Option2: Taking up Yuen Supplies offer to deliver an extra cost of 10 sets of legs
From the WINQSB solution we can see that the maximum sets of legs the maximum no of set of legs can be purchased per day is 320. The current number of legs used per day is 300, so we can conclude that Fursys can buy 10 extra set of legs from Yuen supplies as it is under feasibility.

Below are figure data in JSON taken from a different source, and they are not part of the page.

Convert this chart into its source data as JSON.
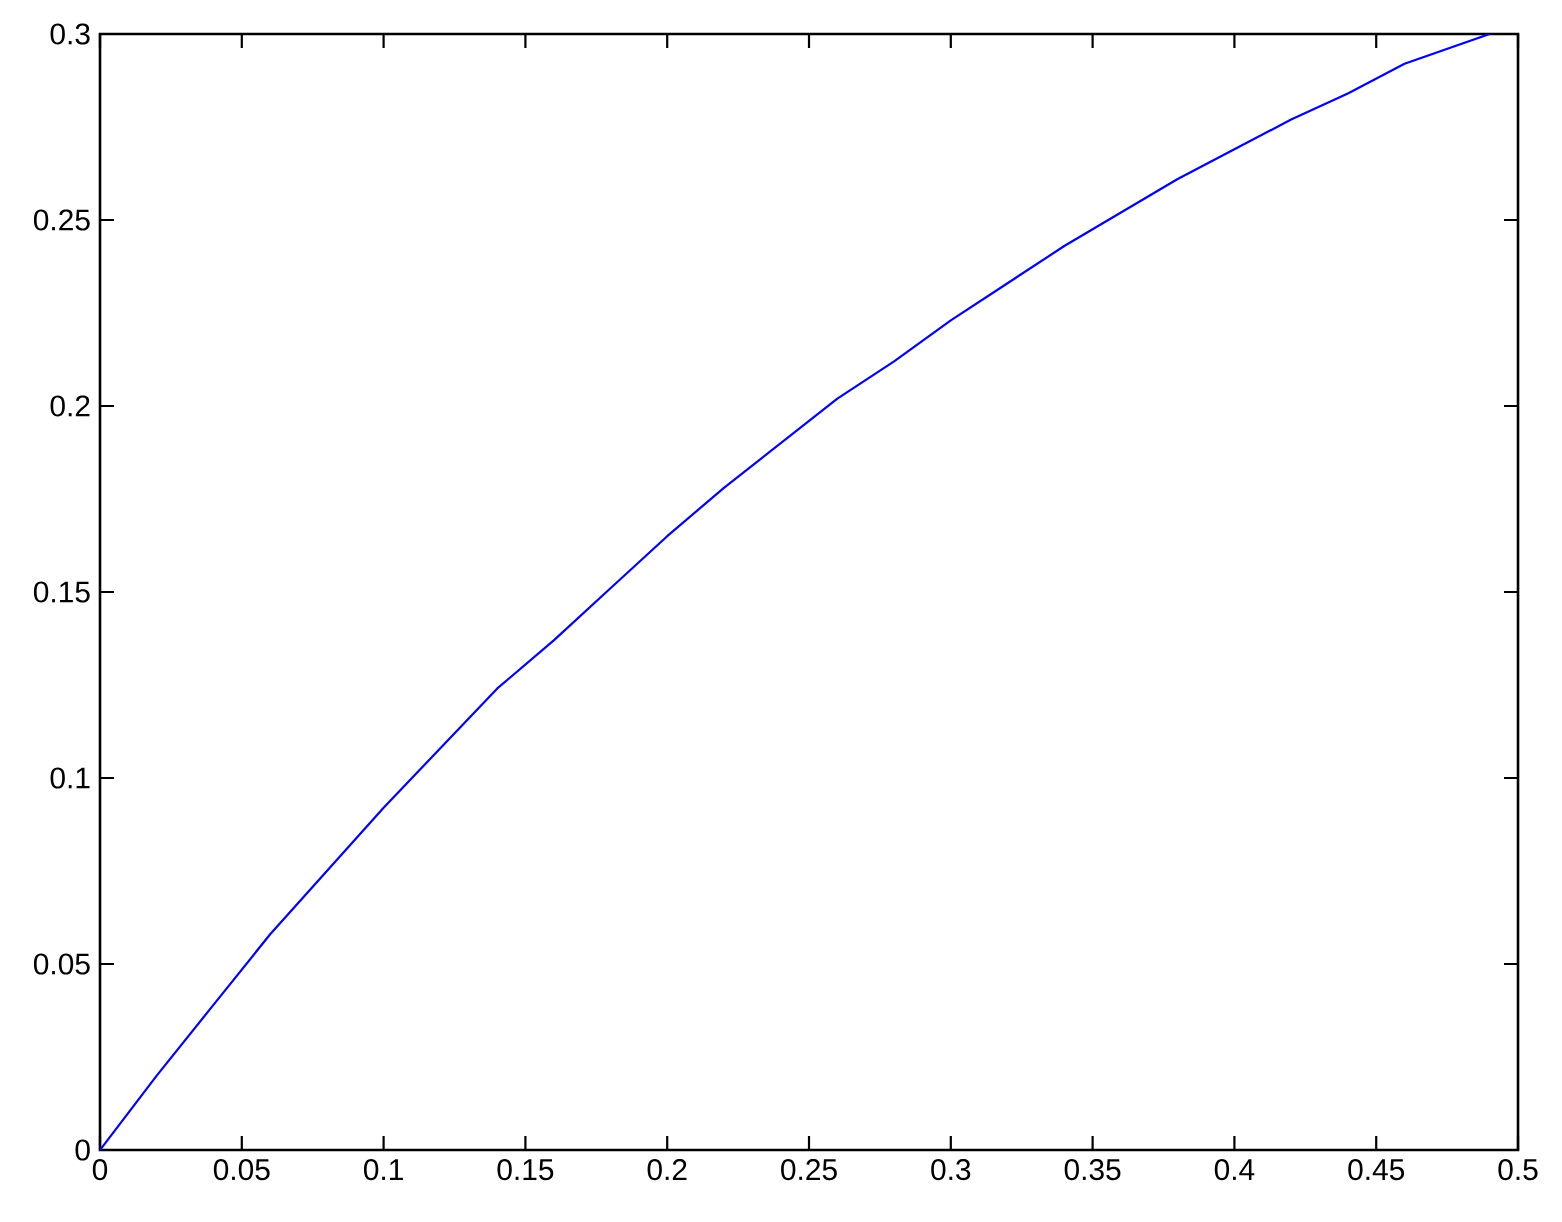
{
  "chart_data": {
    "type": "line",
    "x": [
      0,
      0.02,
      0.04,
      0.06,
      0.08,
      0.1,
      0.12,
      0.14,
      0.16,
      0.18,
      0.2,
      0.22,
      0.24,
      0.26,
      0.28,
      0.3,
      0.32,
      0.34,
      0.36,
      0.38,
      0.4,
      0.42,
      0.44,
      0.46,
      0.49
    ],
    "values": [
      0,
      0.02,
      0.039,
      0.058,
      0.075,
      0.092,
      0.108,
      0.124,
      0.137,
      0.151,
      0.165,
      0.178,
      0.19,
      0.202,
      0.212,
      0.223,
      0.233,
      0.243,
      0.252,
      0.261,
      0.269,
      0.277,
      0.284,
      0.292,
      0.3
    ],
    "color": "#0000ff",
    "marker": "none",
    "line_style": "solid",
    "xlim": [
      0,
      0.5
    ],
    "ylim": [
      0,
      0.3
    ],
    "xticks": [
      0,
      0.05,
      0.1,
      0.15,
      0.2,
      0.25,
      0.3,
      0.35,
      0.4,
      0.45,
      0.5
    ],
    "yticks": [
      0,
      0.05,
      0.1,
      0.15,
      0.2,
      0.25,
      0.3
    ]
  }
}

Option3: Adding a part time worker (4 hours a day) for $50 per day
Fursys considers its labour cost as sunk for business. By adding up an extra worker, the cost of worker will be considered as sunk cost only.
Adding up a worker will increase production time by 240 minutes per day, this lies within the limit of range of feasibility. Hence option of extra worker can be taken into account.
Application of 100% rule to evaluate option 2 and 3 can be implemented at the same time
100% rule is used to evaluate whether different options available for a company are feasible or not. It involves calculations of increase or decrease in an objective function coefficient to the maximum possible increase or decrease as determined by the limits of the range of optimality. Here we will consider option 2 and 3 for Fursys and will see if both options are feasible at the same time.
Option 2 considered first
When Fursys buy 10 extra set of legs then:
Total cost of legs = 300*0.75(for 300 legs) + 25(for extra 10 legs)
Cost of 310 legs = $250
Cost of 1 leg = 250/310 = $.80
When Fursys buys 300 legs then cost of each set of leg =$ 0.75
So there is an increase in price of legs by $.05 by buying 10 extra set of legs, since profit is inversely proportional to increase in cost price so profit decrease by $0.05 for both Potty and Hardy
Applying 100% rule
New cost price for Potty’s is = $10.45
Now we will calculate % change in profit
Formula is: percentage change = (change/maximum change) * 100
= (0.05/1.125) * 100
New cost price for Hardy’s is = $14.95
Similarly like potty we will calculate % change in profit for hardy
Formula is: percentage change = (change/maximum change) * 100
The additional worker works for 4 hours i.e. 240 minutes and will receive $50 as wages
Since Fursys considers labour cost as sunk cost so there will be no effect on cost of product
Now calculating % change for time constraint. Maximum permissible production time is 600 minutes. We will calculate % change in time
Formula is: percentage change = (change/maximum change) * 100
According to 100% rule, adding all percentage change we get 45.5% which is less then 100%, so option 2 and option 3 can be used together.